Dynamical processes in non-equilibrium systems are not invariant with respect to time translations. Correlation and relaxation functions characterising the dynamics of these systems depend on two times: The observation time of the correlation or relaxation being measured, and the waiting time elapsed since the system was brought into the non-equilibrium state. For observation and waiting times much larger than microscopic time scales (e.g. for molecular vibrations) one finds in many different complex systems (glasses, polymers, colloidal aggregates, pinned interfaces, vortex lines in superconductors) that the two-time correlation and relaxation functions can be described by a function of one variable only, which results from a particular combination of the observation and waiting time. To explain generic features of these physical aging processes, we perform computer simulations and analytical calculations of simple models that capture the essential features of the phenomena. Currently, we are interested in the question if and how a generalized fluctuation-dissipation theorem can be formulated in the non-equilibrium state. A further aim is to describe rejuvenation and memory effects observed in temperature and field cycling experiments.

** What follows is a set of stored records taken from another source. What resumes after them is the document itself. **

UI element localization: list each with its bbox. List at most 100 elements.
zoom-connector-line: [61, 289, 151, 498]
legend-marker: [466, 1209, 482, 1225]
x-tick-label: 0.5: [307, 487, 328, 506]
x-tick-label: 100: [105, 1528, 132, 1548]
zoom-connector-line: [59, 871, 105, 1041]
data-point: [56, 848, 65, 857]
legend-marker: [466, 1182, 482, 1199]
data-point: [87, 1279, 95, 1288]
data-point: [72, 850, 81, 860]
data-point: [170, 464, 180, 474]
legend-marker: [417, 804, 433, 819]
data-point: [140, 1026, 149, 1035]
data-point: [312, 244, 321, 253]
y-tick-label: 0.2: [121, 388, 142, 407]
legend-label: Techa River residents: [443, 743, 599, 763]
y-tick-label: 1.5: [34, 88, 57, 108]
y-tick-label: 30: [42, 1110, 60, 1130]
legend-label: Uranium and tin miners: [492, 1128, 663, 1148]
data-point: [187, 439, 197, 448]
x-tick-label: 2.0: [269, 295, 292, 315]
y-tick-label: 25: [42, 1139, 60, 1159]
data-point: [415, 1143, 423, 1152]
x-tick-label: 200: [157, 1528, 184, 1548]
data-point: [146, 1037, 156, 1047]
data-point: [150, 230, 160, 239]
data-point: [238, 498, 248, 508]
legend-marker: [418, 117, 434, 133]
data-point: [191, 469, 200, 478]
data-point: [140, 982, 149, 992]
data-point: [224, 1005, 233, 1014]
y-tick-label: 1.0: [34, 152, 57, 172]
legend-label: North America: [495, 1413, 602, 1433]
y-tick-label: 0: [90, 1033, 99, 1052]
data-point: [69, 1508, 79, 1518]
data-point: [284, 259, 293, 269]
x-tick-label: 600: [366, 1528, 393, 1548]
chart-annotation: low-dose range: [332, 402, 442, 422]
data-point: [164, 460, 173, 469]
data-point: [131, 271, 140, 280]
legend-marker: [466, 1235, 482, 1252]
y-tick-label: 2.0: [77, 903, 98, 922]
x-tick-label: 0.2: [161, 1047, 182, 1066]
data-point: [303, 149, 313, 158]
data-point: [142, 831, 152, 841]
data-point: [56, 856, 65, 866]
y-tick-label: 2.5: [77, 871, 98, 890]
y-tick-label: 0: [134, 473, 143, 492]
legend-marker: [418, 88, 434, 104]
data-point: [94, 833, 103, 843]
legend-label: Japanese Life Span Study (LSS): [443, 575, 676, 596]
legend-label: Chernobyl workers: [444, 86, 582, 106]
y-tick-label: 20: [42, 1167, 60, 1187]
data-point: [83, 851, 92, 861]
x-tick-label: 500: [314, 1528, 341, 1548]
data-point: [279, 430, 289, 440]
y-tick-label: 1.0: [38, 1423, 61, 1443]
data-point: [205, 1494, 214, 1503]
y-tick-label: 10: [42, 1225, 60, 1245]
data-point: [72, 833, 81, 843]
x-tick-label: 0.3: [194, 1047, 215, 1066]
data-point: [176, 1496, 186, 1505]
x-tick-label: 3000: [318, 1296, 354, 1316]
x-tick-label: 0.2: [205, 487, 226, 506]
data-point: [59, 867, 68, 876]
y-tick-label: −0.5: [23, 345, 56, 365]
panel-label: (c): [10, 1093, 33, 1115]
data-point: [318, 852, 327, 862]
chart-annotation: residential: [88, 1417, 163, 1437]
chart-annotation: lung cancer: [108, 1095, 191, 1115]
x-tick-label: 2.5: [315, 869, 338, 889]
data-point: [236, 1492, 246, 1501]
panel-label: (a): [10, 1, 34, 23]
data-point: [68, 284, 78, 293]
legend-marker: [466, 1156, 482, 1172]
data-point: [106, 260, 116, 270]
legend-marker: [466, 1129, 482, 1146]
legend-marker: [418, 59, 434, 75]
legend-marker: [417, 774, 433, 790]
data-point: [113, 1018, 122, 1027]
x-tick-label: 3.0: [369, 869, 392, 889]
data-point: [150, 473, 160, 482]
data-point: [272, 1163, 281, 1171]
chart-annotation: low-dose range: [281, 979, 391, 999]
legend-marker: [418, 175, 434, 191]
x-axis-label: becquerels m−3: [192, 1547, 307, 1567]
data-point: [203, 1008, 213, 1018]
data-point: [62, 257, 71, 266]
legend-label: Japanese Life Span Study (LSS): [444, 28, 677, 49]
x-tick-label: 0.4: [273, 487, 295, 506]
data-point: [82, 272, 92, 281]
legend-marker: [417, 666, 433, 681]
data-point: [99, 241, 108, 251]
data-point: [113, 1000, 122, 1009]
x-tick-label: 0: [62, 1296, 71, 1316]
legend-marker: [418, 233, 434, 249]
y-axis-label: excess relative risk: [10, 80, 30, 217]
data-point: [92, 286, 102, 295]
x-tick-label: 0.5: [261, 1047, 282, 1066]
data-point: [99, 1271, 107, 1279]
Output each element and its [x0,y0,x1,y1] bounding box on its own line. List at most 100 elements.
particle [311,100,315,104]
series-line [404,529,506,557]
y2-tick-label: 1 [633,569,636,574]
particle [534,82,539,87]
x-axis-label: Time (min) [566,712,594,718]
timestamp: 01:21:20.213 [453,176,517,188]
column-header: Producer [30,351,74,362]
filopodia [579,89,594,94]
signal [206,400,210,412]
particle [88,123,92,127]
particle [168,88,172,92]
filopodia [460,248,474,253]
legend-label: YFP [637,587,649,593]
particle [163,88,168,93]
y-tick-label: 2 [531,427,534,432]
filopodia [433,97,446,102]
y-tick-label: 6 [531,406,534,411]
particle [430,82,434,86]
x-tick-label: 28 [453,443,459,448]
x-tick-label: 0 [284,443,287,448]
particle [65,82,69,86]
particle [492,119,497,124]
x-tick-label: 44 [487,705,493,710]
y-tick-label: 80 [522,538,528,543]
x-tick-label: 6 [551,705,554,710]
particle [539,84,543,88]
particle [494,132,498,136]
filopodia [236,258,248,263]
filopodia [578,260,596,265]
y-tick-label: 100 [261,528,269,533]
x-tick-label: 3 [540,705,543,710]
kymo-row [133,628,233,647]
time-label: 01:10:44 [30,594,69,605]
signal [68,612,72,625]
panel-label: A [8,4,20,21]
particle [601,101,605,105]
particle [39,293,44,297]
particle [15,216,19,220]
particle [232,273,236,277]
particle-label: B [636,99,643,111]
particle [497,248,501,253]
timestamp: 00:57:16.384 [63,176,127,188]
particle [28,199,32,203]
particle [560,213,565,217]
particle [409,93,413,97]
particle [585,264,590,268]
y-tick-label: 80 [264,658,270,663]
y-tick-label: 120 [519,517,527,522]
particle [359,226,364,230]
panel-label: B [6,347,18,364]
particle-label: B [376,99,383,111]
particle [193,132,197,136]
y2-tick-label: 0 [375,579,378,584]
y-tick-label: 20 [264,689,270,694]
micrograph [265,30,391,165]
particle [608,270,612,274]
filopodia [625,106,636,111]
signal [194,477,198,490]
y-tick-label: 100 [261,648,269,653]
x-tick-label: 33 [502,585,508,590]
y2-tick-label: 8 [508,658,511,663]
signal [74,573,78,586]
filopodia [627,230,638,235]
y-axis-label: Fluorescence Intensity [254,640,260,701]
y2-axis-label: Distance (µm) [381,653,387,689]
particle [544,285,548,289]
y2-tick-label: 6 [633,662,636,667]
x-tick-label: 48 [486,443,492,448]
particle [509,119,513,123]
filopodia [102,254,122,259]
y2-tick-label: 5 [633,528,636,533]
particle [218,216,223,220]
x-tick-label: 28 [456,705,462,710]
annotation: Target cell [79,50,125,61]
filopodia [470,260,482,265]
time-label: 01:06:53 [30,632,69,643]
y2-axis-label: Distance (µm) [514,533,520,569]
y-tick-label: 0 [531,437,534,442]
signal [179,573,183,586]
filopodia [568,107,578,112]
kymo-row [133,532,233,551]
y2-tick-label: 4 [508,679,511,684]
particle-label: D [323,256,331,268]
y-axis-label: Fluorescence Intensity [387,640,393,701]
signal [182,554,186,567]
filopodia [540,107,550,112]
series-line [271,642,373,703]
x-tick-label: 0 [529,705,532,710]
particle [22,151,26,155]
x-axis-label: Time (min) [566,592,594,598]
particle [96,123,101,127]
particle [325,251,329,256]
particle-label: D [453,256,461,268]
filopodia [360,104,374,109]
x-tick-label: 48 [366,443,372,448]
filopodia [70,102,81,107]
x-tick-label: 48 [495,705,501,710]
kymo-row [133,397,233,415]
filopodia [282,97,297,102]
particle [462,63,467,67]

Density functional theory for lattice systems

To describe surface-phase and wetting transitions as well as confinement effects on bulk phase transformations, density functional theory has proven most successful. Discrete (lattice) versions of density functional theory in particular can be applied to metallic alloys, adsorbed submonolayer films, intercalation compounds, crystalline ionic conductors etc. By using an approach based on Markov chains, we develop methods to derive exact functionals in one dimension that serve as a guideline for constructing approximate functionals in higher dimensions. Density functionals for fluid systems can be obtained by taking appropriate continuum limits. By employing time-dependent density functional theory, kinetic equations for ordering phenomena are derived that compare much better with Monte-Carlo simulations than ordinary mean-field equations. Phenomenolgical Onsager coefficients entering standard kinetic equations can be expressed in terms of microscopic local correlation functions.

Statistical analysis of physiological signals

Novel ideas to simplify and improve the diagnosis of deseases are based on the analysis of time correlations and space-time patterns in physiological signals with methods borrowed from Statistical Physics. In this new project we currently focus on two problems. In the first problem we try to develop automatic computer-based procedures to identify the anaerobic threshold in ergo-spirometer data sets. In the second problem, we develop soft- and hardware tools to extract various physiologic data sets (ECG, blood pressure, oxygen saturation, etc.) continously from monitoring systems used at intensive care sections of hospitals. The aim of this work is to test recently proposed anlaysing methods with respect to their potential power in forecasting sudden functional breakdowns in the human body.